Guinea flathead
- Conservation status: Least Concern (IUCN 3.1)

Scientific classification
- Kingdom: Animalia
- Phylum: Chordata
- Class: Actinopterygii
- Order: Perciformes
- Family: Platycephalidae
- Genus: Solitas Imamura, 1996
- Species: S. gruveli
- Binomial name: Solitas gruveli (Pellegrin, 1905)
- Synonyms: Platycephalus gruveli Pellegrin, 1905 ; Grammoplites gruveli (Pellegrin, 1905) ; Thysanophrys gruveli (Pellegrin, 1905) ;

= Guinea flathead =

- Authority: (Pellegrin, 1905)
- Conservation status: LC
- Parent authority: Imamura, 1996

Species of fish

The Guinea flathead (Solitas gruveli) is a species of marine ray-finned fish belonging to the family Platycephalidae, the flatheads. It is found in the eastern Atlantic Ocean along the western coast of Africa. This species is the only known member of the genus Solitas. It is also the only flathead species which has a natural distribution which lies outside of the Indo-Pacific.

==Taxonomy==
The Guinea flathead was first formally described as Platycephalus gruveli in 1905 by the French zoologist Jacques Pellegrin with its type locality given as Guet N'Dar in Mauritania. In 1996 Hisashi Imamura classified the Guinea flathead within a new monotypic genus Solitas. This taxon is classified within the family Playtcephalidae, the flatheads which the 5th edition of Fishes of the World classifies within the suborder Platycephaloidei in the order Scorpaeniformes.

==Etymology==
Solitas, the genus name, is derived from the Latin solitarius, meaning "alone", an allusion to this being the only flathead to have its range entirely outwith the Indo-West Pacific.

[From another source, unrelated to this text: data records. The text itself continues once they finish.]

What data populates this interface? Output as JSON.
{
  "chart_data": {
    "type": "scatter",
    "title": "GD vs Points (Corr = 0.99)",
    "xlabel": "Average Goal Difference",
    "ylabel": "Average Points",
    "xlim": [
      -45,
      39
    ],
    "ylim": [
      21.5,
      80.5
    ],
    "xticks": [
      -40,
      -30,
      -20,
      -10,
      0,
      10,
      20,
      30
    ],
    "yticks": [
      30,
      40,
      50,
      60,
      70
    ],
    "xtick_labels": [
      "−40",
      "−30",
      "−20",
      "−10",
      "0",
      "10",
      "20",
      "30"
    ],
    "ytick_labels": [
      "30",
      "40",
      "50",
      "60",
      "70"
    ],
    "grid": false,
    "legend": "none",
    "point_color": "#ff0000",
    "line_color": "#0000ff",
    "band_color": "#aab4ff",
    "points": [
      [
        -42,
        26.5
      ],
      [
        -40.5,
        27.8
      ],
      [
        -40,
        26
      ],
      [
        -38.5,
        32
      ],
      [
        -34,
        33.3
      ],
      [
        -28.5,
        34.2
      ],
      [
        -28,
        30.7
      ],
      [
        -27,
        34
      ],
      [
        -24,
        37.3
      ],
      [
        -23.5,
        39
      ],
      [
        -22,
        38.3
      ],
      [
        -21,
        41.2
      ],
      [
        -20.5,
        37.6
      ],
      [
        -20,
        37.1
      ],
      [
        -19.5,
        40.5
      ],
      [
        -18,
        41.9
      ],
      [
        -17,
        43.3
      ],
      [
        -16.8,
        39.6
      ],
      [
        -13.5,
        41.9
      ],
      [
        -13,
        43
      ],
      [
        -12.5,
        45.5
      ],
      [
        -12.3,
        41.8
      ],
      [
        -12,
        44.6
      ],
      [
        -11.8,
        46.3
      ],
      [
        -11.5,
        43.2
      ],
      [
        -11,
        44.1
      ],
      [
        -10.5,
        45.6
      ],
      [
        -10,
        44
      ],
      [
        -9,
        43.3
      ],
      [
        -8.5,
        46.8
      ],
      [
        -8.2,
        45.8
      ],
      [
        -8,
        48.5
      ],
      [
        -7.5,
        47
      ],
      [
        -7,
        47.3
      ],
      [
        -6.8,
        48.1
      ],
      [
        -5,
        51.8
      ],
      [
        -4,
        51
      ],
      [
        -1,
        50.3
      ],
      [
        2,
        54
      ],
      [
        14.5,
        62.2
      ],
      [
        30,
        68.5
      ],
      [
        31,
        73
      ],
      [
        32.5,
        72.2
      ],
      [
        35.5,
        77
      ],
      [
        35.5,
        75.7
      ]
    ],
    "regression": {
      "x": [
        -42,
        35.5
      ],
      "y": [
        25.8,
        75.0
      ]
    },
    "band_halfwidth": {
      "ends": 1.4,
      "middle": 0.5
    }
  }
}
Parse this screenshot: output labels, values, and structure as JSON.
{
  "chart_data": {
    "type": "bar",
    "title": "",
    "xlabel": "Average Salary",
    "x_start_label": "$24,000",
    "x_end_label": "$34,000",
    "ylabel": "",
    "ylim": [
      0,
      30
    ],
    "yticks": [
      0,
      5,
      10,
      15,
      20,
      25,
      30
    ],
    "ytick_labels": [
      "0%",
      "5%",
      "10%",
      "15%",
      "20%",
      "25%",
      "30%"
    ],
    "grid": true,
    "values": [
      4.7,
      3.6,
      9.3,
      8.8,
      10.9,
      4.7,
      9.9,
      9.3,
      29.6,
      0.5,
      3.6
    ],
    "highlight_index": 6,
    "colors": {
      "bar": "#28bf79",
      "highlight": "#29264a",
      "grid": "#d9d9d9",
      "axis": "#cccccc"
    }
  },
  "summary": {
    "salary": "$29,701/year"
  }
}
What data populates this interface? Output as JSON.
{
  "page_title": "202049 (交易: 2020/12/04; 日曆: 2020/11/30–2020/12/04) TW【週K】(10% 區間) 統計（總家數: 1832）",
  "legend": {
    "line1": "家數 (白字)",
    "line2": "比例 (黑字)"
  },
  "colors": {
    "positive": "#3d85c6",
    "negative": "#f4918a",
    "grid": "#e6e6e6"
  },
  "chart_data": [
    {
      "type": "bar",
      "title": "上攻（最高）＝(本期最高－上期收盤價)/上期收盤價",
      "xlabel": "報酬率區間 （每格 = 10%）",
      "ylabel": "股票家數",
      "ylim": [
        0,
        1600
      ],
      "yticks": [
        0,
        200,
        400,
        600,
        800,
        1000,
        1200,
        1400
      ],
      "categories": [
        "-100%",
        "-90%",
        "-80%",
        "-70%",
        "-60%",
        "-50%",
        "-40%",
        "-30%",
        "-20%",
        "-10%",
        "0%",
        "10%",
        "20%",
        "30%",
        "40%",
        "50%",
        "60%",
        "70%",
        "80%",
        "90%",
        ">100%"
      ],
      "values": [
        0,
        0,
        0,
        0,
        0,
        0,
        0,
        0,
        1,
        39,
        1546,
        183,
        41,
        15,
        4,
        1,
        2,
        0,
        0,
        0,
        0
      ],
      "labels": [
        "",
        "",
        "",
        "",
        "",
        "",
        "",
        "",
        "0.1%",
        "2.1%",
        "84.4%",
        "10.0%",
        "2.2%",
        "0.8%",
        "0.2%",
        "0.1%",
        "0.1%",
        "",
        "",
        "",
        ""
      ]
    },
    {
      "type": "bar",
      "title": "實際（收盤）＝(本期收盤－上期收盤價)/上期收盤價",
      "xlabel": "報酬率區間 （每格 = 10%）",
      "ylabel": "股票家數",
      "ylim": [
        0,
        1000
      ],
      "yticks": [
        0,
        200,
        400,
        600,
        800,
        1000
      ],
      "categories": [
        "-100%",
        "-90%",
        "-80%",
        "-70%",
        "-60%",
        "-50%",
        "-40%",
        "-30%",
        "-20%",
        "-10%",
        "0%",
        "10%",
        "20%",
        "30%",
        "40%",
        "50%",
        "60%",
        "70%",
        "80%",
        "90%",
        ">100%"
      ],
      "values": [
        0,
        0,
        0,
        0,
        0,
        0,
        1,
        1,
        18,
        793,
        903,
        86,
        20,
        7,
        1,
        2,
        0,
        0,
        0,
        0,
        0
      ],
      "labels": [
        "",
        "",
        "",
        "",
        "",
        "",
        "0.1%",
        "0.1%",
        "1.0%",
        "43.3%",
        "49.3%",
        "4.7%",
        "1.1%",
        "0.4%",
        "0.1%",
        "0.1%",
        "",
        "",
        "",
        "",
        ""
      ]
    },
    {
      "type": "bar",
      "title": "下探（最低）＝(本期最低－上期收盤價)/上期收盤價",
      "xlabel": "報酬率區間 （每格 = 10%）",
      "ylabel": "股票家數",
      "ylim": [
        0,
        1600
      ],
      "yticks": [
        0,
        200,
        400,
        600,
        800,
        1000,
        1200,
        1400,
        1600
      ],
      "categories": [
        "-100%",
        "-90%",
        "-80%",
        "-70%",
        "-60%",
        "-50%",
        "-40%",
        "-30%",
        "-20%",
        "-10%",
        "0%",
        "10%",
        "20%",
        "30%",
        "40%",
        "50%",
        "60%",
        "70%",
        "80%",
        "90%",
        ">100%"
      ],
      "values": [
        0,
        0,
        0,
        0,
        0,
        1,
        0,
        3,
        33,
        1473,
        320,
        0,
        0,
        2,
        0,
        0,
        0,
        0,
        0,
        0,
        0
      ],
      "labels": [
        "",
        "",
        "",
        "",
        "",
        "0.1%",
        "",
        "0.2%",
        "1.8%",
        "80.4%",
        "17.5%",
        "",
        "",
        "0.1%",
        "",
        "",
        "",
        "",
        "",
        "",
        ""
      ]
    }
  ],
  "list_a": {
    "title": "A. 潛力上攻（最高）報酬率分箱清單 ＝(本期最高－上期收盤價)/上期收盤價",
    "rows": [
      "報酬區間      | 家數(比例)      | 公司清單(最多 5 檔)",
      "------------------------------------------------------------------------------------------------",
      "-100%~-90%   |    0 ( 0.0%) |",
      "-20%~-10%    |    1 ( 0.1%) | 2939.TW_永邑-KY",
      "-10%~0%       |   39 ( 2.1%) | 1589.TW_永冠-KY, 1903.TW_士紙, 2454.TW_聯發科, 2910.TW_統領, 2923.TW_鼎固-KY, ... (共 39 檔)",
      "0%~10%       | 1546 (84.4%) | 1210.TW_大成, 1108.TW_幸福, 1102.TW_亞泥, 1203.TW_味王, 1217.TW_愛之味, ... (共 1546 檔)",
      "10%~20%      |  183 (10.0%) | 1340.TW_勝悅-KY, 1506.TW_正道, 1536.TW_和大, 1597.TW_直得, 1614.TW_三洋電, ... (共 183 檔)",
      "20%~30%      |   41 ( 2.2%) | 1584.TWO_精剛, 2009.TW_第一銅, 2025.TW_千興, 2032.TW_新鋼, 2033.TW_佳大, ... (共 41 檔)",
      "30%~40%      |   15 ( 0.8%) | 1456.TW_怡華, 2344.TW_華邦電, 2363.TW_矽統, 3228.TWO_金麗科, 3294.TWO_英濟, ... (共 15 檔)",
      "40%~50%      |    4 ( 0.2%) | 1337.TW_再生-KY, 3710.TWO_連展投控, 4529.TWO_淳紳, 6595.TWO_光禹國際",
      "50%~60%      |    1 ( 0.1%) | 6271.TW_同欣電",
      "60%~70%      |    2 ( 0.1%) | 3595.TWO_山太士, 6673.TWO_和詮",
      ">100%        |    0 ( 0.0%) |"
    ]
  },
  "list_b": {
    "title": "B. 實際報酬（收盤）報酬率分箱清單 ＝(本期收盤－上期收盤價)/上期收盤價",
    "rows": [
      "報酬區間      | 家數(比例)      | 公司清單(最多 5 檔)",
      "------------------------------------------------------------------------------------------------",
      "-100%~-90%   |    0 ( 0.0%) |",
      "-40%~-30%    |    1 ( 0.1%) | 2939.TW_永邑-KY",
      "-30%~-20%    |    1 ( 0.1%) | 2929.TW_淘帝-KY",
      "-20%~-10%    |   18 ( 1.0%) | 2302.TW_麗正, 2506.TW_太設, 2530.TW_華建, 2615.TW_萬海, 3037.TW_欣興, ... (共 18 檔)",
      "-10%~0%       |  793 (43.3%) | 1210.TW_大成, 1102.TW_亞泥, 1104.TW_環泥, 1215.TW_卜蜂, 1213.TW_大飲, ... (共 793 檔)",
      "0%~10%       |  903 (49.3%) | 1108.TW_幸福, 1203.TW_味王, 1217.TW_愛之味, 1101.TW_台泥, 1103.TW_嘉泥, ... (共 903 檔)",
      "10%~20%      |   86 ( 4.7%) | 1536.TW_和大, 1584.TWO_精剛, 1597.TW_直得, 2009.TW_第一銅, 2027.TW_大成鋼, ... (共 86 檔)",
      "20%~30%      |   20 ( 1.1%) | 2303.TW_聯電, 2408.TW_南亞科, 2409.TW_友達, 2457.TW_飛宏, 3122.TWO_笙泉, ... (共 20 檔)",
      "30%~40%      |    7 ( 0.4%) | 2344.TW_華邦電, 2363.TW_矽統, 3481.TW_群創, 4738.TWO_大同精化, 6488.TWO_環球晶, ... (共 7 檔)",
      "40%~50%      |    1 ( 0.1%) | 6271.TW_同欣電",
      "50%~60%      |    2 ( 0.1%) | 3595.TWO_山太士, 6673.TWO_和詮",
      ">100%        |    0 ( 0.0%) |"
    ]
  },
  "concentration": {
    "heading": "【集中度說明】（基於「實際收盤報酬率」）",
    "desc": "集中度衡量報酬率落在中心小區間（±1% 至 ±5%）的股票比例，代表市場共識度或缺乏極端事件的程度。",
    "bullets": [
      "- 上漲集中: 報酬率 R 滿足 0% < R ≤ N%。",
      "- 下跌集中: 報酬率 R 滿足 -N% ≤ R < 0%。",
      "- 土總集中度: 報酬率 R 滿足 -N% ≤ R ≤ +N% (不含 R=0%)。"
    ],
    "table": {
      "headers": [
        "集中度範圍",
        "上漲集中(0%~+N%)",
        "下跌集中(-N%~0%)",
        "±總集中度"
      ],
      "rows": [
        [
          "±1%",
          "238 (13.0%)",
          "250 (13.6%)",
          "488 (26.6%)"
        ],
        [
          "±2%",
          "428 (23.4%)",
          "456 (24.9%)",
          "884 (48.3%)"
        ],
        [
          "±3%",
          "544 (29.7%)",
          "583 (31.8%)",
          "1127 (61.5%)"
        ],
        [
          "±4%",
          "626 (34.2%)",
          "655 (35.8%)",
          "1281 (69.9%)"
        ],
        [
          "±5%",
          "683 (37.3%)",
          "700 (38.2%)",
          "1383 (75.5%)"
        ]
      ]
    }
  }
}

The specific name honours the biologist Jean Abel Gruvel, the collector of the type specimen.

==Description==
The Guinea flathead attains a maximum published total length of 20 cm, although 18 cm is more typical.

==Distribution, habitat and biology==
The Guinea flathead is found in the tropical eastern Atlantic Ocean from Mauritania south to Angola, including São Tomé e Principe. It is found at depths between 20 and 200 m in shallow coastal waters with sand and mud substrates, It feeds on fishes and crustaceans.

==Fisheries==
The Guinea flathead is fished for mainly by bottom trawls. Te catch is mainly sold fresh and or as salted fish in local markets, it is also processed to make fish meal by offshore fleets.